「フジっち」の思い出(2021/04/29)

事務担当の梁川です。

個人的な話になってしまいますが、中学生時代のある昼休みの風景が、ふと思い出されることがあります。
みんなが外遊びに夢中になっている、誰も居なくなった教室で、ひとり机に向かっていたF君の姿です。
大人しく、ひょろっとして、目立つタイプではなかったですが、黒縁メガネをかけていて、笑顔の素敵な印象の彼は、「フジっち」の愛称で皆に親しまれていました。

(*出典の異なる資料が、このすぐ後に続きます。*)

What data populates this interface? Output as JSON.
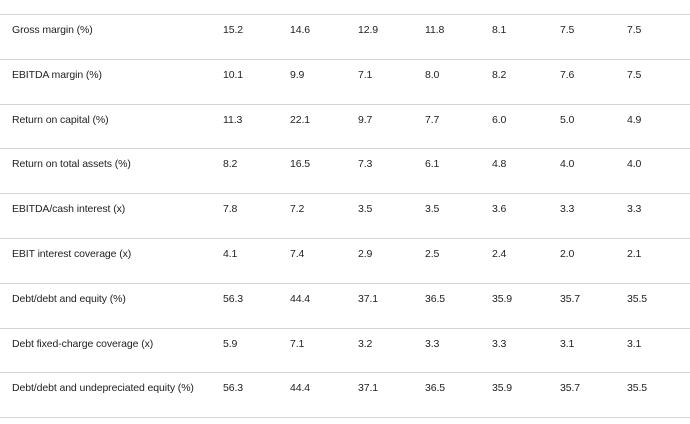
{
  "table": {
    "rows": [
      [
        "Gross margin (%)",
        "15.2",
        "14.6",
        "12.9",
        "11.8",
        "8.1",
        "7.5",
        "7.5"
      ],
      [
        "EBITDA margin (%)",
        "10.1",
        "9.9",
        "7.1",
        "8.0",
        "8.2",
        "7.6",
        "7.5"
      ],
      [
        "Return on capital (%)",
        "11.3",
        "22.1",
        "9.7",
        "7.7",
        "6.0",
        "5.0",
        "4.9"
      ],
      [
        "Return on total assets (%)",
        "8.2",
        "16.5",
        "7.3",
        "6.1",
        "4.8",
        "4.0",
        "4.0"
      ],
      [
        "EBITDA/cash interest (x)",
        "7.8",
        "7.2",
        "3.5",
        "3.5",
        "3.6",
        "3.3",
        "3.3"
      ],
      [
        "EBIT interest coverage (x)",
        "4.1",
        "7.4",
        "2.9",
        "2.5",
        "2.4",
        "2.0",
        "2.1"
      ],
      [
        "Debt/debt and equity (%)",
        "56.3",
        "44.4",
        "37.1",
        "36.5",
        "35.9",
        "35.7",
        "35.5"
      ],
      [
        "Debt fixed-charge coverage (x)",
        "5.9",
        "7.1",
        "3.2",
        "3.3",
        "3.3",
        "3.1",
        "3.1"
      ],
      [
        "Debt/debt and undepreciated equity (%)",
        "56.3",
        "44.4",
        "37.1",
        "36.5",
        "35.9",
        "35.7",
        "35.5"
      ]
    ]
  }
}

ぽつんと一人で座っているフジっちの背中を見つけ、近づいていくと、机に「世界地図帳」を広げて、ただじっと眺めています。
「何しているの?」と訊ねてみると、フジっちは、
「こうやっていると、世界を旅しているような気分になれるんだよね」と目を輝かせて微笑みました。
「ふうん・・・そうなんだ」とこたえながら、そのときの私には、正直ちっともその面白さがピンとこなかったことと、「彼には一体何が見えているのだろう」という不思議さ、また、そのことを楽しく思える「羨ましさ」のようなものを、同時に感じたことを覚えています。
大人になって振り返ると、あのときにもっと彼に突っ込んで質問をしたり、色々な話をしていれば、もっと社会科で苦しまなくて済んだかもしれない、とさえ思います。私にとっては当時、面白さが分からず、苦痛でしかなかった科目だったからです。
ですから、もし苦手な科目をどうにか好きになりたい、克服したい、と思っている人がいたなら、その科目を得意な人、好きな人に、「いつから好きなの?」「どこが面白いの?」「いつもどうやって勉強しているの?」「どんな本が好きなの?」など、とことんインタビューしてみるのも、有効な手立てなのではないかと思います。
皆さんは、いかが思われるでしょうか。苦手科目克服の経験談など、色々な人から聞いてみたいです。
フジっち、どうしているのかなぁ・・・。